I am the developer. As noted on the page: Unlike GeoNames, look-ups are based on an actual map of the world, rather than "closest point of interest", which ensures accuracy and that you actually get a result for all locations.

We also have a very fast spatial index rather than a slow SQL-GIS solution, and last time I checked, they have usage volume restrictions that are pretty limiting.

We looked into using them before building our own solution.


Even though it is still in alpha, it does not convince me to pay $2000 with this design and play framework built-in favicon.


Are you implying that web page design skills and icon choices are a good predictor of a coder's ability to write a blazing fast spatial index?

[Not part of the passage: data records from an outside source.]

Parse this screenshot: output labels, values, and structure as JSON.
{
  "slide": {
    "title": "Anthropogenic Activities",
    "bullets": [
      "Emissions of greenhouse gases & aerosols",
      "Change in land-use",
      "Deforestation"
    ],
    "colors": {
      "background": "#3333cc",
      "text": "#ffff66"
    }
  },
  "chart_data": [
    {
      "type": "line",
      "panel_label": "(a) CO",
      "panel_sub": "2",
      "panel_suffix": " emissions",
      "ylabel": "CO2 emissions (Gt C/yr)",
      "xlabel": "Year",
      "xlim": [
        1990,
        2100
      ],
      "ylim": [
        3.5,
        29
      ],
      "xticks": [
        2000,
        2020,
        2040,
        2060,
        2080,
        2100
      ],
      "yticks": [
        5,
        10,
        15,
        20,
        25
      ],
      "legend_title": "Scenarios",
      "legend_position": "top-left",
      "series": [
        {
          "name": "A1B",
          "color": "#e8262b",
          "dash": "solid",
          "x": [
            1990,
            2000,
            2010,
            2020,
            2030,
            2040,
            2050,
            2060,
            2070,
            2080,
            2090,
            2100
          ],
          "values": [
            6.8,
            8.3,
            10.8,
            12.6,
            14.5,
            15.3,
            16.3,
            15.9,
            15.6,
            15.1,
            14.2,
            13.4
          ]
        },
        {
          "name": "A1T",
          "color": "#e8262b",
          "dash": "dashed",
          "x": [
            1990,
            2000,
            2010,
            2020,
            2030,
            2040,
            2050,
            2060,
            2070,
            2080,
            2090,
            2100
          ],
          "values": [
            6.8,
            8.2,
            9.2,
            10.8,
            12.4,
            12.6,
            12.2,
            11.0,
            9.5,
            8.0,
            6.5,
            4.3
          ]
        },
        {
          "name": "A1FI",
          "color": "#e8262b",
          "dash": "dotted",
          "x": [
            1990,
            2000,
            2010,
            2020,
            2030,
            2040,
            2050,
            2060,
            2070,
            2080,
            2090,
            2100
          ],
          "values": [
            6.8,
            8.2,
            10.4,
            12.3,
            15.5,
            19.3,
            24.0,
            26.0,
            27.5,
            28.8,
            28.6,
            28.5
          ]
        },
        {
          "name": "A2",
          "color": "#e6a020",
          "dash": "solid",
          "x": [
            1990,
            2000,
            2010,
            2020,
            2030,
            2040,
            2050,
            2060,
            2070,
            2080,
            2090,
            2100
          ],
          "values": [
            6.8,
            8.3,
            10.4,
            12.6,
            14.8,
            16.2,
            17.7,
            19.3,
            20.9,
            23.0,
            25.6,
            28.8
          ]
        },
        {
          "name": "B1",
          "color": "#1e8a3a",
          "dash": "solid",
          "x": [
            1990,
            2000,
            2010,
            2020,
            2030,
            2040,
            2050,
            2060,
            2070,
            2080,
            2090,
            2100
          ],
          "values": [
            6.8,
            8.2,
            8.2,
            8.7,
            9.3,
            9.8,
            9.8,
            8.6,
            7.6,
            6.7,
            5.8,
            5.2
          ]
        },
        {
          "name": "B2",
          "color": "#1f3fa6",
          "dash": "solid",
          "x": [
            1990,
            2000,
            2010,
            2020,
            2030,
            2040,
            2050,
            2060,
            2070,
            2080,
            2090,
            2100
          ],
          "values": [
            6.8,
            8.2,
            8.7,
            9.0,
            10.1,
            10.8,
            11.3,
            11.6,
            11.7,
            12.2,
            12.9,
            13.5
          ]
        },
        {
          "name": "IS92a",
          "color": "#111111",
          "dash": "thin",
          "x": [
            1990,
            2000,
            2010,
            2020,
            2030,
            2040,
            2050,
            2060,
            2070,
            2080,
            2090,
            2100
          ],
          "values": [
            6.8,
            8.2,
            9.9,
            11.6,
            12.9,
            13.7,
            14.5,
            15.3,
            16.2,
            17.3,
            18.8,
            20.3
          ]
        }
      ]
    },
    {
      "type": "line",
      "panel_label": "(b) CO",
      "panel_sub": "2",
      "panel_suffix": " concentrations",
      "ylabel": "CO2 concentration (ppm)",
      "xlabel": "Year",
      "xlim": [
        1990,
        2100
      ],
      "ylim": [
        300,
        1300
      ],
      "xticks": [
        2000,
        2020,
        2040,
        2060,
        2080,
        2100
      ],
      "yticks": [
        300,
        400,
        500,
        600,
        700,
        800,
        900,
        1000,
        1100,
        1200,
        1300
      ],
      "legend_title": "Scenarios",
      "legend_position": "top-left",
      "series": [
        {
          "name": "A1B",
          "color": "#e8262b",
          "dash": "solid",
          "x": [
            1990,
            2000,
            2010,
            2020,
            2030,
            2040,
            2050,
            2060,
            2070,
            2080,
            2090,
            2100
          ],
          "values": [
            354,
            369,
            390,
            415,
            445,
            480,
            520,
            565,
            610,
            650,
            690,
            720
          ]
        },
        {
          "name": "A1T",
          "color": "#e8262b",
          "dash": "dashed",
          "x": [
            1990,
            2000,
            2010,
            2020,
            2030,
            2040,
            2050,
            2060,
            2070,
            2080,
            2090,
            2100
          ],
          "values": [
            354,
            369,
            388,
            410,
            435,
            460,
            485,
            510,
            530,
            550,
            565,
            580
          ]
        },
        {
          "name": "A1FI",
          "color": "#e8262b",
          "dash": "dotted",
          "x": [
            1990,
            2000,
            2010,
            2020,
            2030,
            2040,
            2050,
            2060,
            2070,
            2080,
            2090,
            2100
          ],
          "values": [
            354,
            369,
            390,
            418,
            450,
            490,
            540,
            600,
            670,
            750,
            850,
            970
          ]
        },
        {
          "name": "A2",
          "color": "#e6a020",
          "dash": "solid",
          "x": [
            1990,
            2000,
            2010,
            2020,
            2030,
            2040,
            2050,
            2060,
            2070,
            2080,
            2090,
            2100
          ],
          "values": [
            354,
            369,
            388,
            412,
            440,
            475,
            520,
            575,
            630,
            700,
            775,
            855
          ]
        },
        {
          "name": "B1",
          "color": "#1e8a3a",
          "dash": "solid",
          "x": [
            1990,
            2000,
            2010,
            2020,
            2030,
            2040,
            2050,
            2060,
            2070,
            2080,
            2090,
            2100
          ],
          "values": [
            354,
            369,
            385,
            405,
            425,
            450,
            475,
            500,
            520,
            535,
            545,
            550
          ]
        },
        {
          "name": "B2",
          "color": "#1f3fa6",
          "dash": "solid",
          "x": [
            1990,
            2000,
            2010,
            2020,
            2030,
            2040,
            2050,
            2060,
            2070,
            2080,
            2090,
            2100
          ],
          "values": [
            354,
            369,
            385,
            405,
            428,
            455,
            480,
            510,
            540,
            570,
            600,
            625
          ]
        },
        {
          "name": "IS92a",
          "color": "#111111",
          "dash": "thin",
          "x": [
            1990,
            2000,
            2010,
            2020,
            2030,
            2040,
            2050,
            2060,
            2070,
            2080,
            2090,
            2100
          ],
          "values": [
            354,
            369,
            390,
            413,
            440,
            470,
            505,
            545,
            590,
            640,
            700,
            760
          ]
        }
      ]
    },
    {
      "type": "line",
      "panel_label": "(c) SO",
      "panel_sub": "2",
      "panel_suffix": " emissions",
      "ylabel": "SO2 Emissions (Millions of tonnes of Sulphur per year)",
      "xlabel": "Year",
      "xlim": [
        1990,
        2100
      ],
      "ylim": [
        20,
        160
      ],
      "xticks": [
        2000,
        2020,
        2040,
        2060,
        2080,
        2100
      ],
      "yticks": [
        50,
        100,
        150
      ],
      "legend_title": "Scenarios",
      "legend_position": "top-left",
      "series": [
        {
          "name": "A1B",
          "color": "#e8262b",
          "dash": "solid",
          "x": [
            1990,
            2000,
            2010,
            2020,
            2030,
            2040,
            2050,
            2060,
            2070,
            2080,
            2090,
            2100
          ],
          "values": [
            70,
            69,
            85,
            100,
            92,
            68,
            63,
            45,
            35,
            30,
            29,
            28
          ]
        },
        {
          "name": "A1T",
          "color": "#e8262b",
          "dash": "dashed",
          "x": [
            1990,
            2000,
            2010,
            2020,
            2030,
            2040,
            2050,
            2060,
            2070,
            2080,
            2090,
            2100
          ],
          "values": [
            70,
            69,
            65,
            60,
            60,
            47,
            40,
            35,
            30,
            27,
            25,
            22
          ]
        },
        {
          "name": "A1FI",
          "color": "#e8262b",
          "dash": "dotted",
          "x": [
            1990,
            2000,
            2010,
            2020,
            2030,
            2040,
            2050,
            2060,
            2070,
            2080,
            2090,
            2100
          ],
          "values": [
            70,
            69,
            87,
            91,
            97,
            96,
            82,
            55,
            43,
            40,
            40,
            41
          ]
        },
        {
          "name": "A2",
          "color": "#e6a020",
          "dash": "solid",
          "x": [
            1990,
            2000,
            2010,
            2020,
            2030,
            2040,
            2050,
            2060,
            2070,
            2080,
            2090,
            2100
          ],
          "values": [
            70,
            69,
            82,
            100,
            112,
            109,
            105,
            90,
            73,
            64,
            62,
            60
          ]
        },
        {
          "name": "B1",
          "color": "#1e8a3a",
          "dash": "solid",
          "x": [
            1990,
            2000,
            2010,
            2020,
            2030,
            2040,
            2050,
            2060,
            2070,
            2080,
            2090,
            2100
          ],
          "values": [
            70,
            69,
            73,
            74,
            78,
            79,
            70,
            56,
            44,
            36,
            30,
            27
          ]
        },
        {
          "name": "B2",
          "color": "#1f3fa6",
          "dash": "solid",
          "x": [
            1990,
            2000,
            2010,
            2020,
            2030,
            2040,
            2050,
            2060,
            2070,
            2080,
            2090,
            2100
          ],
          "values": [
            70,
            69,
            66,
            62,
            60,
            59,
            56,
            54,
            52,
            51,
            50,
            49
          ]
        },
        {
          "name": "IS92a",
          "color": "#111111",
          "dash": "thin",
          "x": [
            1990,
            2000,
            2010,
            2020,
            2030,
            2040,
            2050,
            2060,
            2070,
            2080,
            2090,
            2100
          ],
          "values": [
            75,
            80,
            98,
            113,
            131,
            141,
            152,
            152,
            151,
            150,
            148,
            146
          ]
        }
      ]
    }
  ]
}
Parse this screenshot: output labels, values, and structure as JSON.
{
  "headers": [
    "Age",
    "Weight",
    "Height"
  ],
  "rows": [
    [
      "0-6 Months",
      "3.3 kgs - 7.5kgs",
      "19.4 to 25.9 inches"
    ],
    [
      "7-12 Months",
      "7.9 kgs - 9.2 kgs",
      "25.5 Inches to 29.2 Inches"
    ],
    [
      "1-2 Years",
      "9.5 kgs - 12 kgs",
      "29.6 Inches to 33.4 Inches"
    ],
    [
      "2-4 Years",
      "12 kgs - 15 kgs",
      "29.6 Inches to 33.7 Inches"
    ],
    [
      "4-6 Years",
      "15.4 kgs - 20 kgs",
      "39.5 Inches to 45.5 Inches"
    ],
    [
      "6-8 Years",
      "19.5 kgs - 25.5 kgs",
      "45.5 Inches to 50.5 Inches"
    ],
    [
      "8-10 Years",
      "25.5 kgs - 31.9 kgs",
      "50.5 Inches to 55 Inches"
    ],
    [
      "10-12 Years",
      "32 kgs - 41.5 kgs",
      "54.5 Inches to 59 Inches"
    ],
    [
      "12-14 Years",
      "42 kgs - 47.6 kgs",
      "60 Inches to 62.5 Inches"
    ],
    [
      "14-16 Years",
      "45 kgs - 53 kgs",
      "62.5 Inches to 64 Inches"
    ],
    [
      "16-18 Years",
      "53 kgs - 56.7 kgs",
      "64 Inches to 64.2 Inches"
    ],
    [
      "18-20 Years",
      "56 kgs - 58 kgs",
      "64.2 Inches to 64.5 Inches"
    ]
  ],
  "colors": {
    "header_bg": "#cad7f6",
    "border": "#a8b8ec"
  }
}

This library solves a hard problem very well. The web design is as it is because we threw the web site together fast to help other people solve this problem, not to win design awards. The market is not big enough to warrant further polish.


Amusingly, I had to implement this not 2 days ago. Since we're using MaxMind's GeoIP lookup anyway, it was just a case of using the auto-generated com.maxmind.geoip.timeZone class.

Edit: Not quite lat / long to Time Zone, though, more IP -> Location -> Time Zone.


This is very easily done with a mesh of two APIs, see https://bitbucket.org/tebeka/pythonwise/src/tip/timeat


GeoIP includes timezone IDs. And it's a local lookup... and it doesn't cost $2000.


can you go just one step further and make it do IP to TimeZone?


To play devil's advocate, why is a service like this even necessary anymore?

You don't need a users GeoLocation to find out what timezone they are in. In a web page this information is already available in javascript:

http://www.w3schools.com/jsref/jsref_getTimezoneOffset.asp

On the server and your DB you should always store UTC, and your server app should avoid localization if possible, and move all Date-to-String conversion to the client. Then all this timezone nonsense completely disappears.


Not everyone is a web developer :). There are tons of sources of geo-tagged data where the time zone is useful. For exsmple, we built it to annotate a database of weather stations with the correct tz ids.